Getting Financing in Order

There’s nothing worse than finding the home of your dreams only to discover that it’s just slightly out of your price range, or that small changes in your financial habits made a few months ago would have made the property within your purchase power… Getting your financing in order early on is very important.


Finding a lender that will work for you and your unique situation is a crucial first step in homeownership. Each lender is slightly different, and you are encouraged to interview several, also known as Mortgage Shopping. Finding the lowest rates, and the loan terms that work best for your individual financial needs will help you move forward confidently as you view properties of interest. Please refer to the Local Lender List as a resource for finding the right financing. 


Many buyers don’t realize that getting a loan can be expensive. Be sure to discuss closing costs with your lender, and if needed, make a plan early on to save for those extra expenses. Closing costs can be 2-5+% of the loan value, so understanding how this fits into your budget is a crucial step. 


Just because you’ve met with a lender, doesn’t mean you’ve been pre-approved for a loan. The lender will look over your financial situation, and can give a simple assurance that they will likely be able to get a loan for you based on the information you’ve given, were you to complete a formal loan application. It isn’t recommended that you do so until you’ve identified a property and are under contract to purchase it. In the meantime, if you’re house shopping and writing offers, your lender can give you a pre-approval letter which you can provide to your seller as part of your offer showing that you’ve done your part to assure that you can obtain financing for the purchase.


Save your down payment – Conventional Loans usually expect a 20% down payment, plus closing costs. There are some loan programs which require a smaller down payment, but having little-to-no down payment will limit your purchase power. In some cases, it can be a better financial decision to postpone a purchase for some time in order to save an appropriate down payment amount. Also, if saving isn’t an option, consider getting creative to procure your down payment. Sometimes people do side-jobs, ask for money as gifts from friends and family, start a go-fund-me or downsize and sell off their extra possessions. Ask your lender about down payment assistance programs. 

Create a budget and stick to it – Creating and sticking to a budget can help you get any unruly parts of your finances in order. Sometimes buyers need to save more money than they thought they needed, and having a working budget can help a lot when sorting out the costs associated with purchasing a home. 

Pay off your debts – If you have debt, it’s important to know that it’s still possible to get a loan, but paying off those debts is one way to increase your credit score, and make your loan application look more attractive to lenders. 

Get your paperwork in order – Having your tax returns, name documentation, income information and other relevant documents at hand and ready to share with your lender will help expedite the process.

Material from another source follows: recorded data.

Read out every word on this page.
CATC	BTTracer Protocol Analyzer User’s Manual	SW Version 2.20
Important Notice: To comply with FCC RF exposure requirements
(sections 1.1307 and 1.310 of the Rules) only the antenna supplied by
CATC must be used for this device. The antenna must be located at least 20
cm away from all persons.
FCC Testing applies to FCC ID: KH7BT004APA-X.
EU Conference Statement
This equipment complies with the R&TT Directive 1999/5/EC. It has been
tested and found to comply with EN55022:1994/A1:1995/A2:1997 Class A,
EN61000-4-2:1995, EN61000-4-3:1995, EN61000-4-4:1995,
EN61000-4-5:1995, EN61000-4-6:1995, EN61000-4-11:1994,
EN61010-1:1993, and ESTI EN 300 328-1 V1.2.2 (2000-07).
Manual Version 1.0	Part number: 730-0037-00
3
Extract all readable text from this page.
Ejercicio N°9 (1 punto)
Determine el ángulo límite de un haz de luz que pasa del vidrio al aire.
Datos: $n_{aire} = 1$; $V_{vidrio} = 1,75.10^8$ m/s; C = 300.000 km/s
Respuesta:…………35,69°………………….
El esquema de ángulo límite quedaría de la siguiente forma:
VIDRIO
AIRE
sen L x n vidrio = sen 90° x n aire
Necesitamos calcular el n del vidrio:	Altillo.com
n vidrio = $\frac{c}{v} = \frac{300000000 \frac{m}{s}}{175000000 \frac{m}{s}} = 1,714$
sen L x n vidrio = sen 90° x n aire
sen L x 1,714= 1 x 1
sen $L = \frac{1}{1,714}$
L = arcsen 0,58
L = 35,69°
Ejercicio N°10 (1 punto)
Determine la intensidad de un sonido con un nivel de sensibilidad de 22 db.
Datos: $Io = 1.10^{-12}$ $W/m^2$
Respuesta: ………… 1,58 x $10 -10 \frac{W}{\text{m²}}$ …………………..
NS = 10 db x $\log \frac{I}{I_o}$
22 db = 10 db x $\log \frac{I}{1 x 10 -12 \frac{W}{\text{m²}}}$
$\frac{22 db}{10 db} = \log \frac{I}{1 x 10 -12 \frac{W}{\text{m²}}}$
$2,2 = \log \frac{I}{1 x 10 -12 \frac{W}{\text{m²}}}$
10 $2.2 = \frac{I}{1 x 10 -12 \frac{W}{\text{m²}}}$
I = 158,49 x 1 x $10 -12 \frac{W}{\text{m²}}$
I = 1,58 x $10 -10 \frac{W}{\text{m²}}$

When you call for an appointment, ask the lender what paperwork they’d like you to bring when you come. 

Think about what your AFTER-closing/move-in expenses will be – Wether it’s simply the cost of a moving van or if it’s the costs of repairs that you want to complete prior to moving in, knowing your after- purchase costs will help you stay in control of your financial situation. You can include these items in your budget, which can help you create a moving timeline, or in some cases, will help you realize that the house you thought was perfect, might actually be financially out of your range. 

Find mortgage calculators online and learn how to use them – You can make estimations by using online mortgage calculators which will factor in all the various costs and give you an idea of what your overall purchasing power is, or what your monthly payment would be. 

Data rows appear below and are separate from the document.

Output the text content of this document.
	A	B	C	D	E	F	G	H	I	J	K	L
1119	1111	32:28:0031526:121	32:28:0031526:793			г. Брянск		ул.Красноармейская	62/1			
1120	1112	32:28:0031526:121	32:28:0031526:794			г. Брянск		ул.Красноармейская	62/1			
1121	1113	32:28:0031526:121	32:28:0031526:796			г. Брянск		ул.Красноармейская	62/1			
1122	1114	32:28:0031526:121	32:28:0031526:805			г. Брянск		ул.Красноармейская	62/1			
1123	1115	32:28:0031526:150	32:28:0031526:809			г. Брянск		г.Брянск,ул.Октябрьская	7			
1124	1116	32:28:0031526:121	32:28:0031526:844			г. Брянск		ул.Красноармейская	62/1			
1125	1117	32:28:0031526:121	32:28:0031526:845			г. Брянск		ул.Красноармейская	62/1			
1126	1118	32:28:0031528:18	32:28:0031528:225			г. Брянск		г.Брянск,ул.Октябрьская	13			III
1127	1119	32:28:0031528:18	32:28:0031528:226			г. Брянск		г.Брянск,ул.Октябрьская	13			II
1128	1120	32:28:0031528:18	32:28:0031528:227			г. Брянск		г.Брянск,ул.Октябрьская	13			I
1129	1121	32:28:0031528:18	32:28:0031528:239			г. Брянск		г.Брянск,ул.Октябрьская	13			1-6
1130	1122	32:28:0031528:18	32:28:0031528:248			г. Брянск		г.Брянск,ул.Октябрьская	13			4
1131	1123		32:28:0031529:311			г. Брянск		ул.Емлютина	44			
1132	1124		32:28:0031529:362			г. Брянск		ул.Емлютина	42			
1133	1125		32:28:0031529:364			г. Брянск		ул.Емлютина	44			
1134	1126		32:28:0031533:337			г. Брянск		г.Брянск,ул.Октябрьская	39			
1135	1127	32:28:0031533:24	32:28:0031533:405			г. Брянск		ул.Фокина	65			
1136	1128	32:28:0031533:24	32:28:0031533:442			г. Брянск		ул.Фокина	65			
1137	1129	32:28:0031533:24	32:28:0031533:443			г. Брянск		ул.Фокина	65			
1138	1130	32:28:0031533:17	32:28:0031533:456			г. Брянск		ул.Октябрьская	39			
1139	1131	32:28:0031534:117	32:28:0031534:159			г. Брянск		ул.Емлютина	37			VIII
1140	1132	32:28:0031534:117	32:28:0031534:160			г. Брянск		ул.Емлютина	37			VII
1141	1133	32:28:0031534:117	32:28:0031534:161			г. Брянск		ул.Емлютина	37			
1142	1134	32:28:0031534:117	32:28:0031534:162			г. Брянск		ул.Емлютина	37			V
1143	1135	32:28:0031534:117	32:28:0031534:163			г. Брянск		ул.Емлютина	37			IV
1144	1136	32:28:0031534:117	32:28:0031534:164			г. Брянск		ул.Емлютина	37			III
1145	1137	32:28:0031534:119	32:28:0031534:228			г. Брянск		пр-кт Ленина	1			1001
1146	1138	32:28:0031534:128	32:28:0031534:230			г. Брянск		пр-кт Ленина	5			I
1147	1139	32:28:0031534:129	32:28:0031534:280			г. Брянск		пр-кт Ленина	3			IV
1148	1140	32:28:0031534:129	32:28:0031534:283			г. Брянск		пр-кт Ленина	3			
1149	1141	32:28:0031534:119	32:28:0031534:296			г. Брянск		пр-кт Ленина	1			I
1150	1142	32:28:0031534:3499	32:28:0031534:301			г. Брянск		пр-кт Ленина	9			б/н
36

Being out of touch with your credit score – Chances are that if you don’t know what your credit score is, it might not be good enough to get you a loan. One of the first steps in being sure you can secure financing is to demonstrate credit worthiness. Take the time to look up your score online. Many companies provide this as a free service to their customers. You can talk with a financial advisor, or browse the web for resources on how to best maintain a healthy credit score.

Applying for mortgages over a long period of time – Too many inquiries into your credit score can negatively affect it. Each time a lender creates an official mortgage application, your credit score might suffer, and if you’re shopping for the right loan, doing so over a period of 2-5 weeks should protect you from this pitfall. 

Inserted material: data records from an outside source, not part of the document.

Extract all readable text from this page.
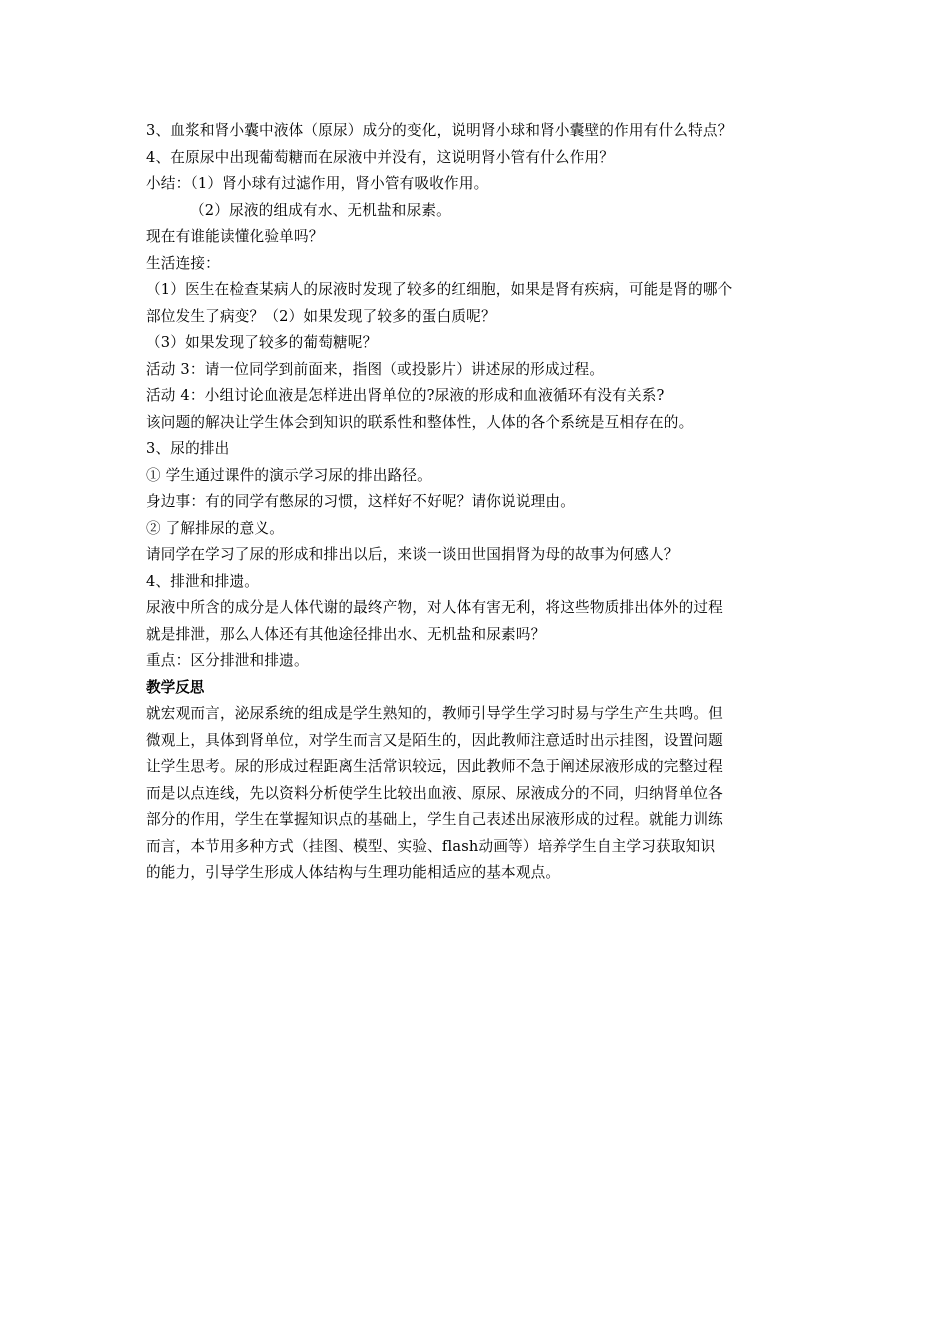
3、血浆和肾小囊中液体（原尿）成分的变化，说明肾小球和肾小囊壁的作用有什么特点？
4、在原尿中出现葡萄糖而在尿液中并没有，这说明肾小管有什么作用？
小结：（1）肾小球有过滤作用，肾小管有吸收作用。
（2）尿液的组成有水、无机盐和尿素。
现在有谁能读懂化验单吗？
生活连接：
（1）医生在检查某病人的尿液时发现了较多的红细胞，如果是肾有疾病，可能是肾的哪个
部位发生了病变？（2）如果发现了较多的蛋白质呢？
（3）如果发现了较多的葡萄糖呢？
活动 3：请一位同学到前面来，指图（或投影片）讲述尿的形成过程。
活动 4：小组讨论血液是怎样进出肾单位的?尿液的形成和血液循环有没有关系?
该问题的解决让学生体会到知识的联系性和整体性，人体的各个系统是互相存在的。
3、尿的排出
① 学生通过课件的演示学习尿的排出路径。
身边事：有的同学有憋尿的习惯，这样好不好呢？请你说说理由。
② 了解排尿的意义。
请同学在学习了尿的形成和排出以后，来谈一谈田世国捐肾为母的故事为何感人？
4、排泄和排遗。
尿液中所含的成分是人体代谢的最终产物，对人体有害无利，将这些物质排出体外的过程
就是排泄，那么人体还有其他途径排出水、无机盐和尿素吗？
重点：区分排泄和排遗。
教学反思
就宏观而言，泌尿系统的组成是学生熟知的，教师引导学生学习时易与学生产生共鸣。但
微观上，具体到肾单位，对学生而言又是陌生的，因此教师注意适时出示挂图，设置问题
让学生思考。尿的形成过程距离生活常识较远，因此教师不急于阐述尿液形成的完整过程
而是以点连线，先以资料分析使学生比较出血液、原尿、尿液成分的不同，归纳肾单位各
部分的作用，学生在掌握知识点的基础上，学生自己表述出尿液形成的过程。就能力训练
而言，本节用多种方式（挂图、模型、实验、flash动画等）培养学生自主学习获取知识
的能力，引导学生形成人体结构与生理功能相适应的基本观点。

Opening new lines of credit at this time – Each time you apply for credit, the lending institution makes a formal inquiry into your credit score, and as mentioned above, too many inquiries can have a negative effect. Often, buyers are interested in new lines of credit as a source for funding renovations or touch-ups for their new home, which can be a good option, but it’s best to wait until after your Escrow has closed! 

Maxing out existing credit lines – Your existing lines of credit and the debt they carry are part of an application for any financing you are or will be seeking for the purchase of your home. Keeping your balances low, or at zero is ideal. 

Buying a house you love today that might not be the best choice for tomorrow – When looking at properties, first-time buyers are often unaware of hidden costs in a house for sale. Familiarize yourself with the basic up-keep of a house and the long-term expenses and deferred maintenance that can affect your property’s longevity and long-term value. Items to look at in this category would be:

* Upgrades like double paned windows, appliances, fixtures or finishings

* Age/Condition of Wiring, Plumbing, Fencing, Roofing, Flooring, Heating Systems, Septic Systems, Etc.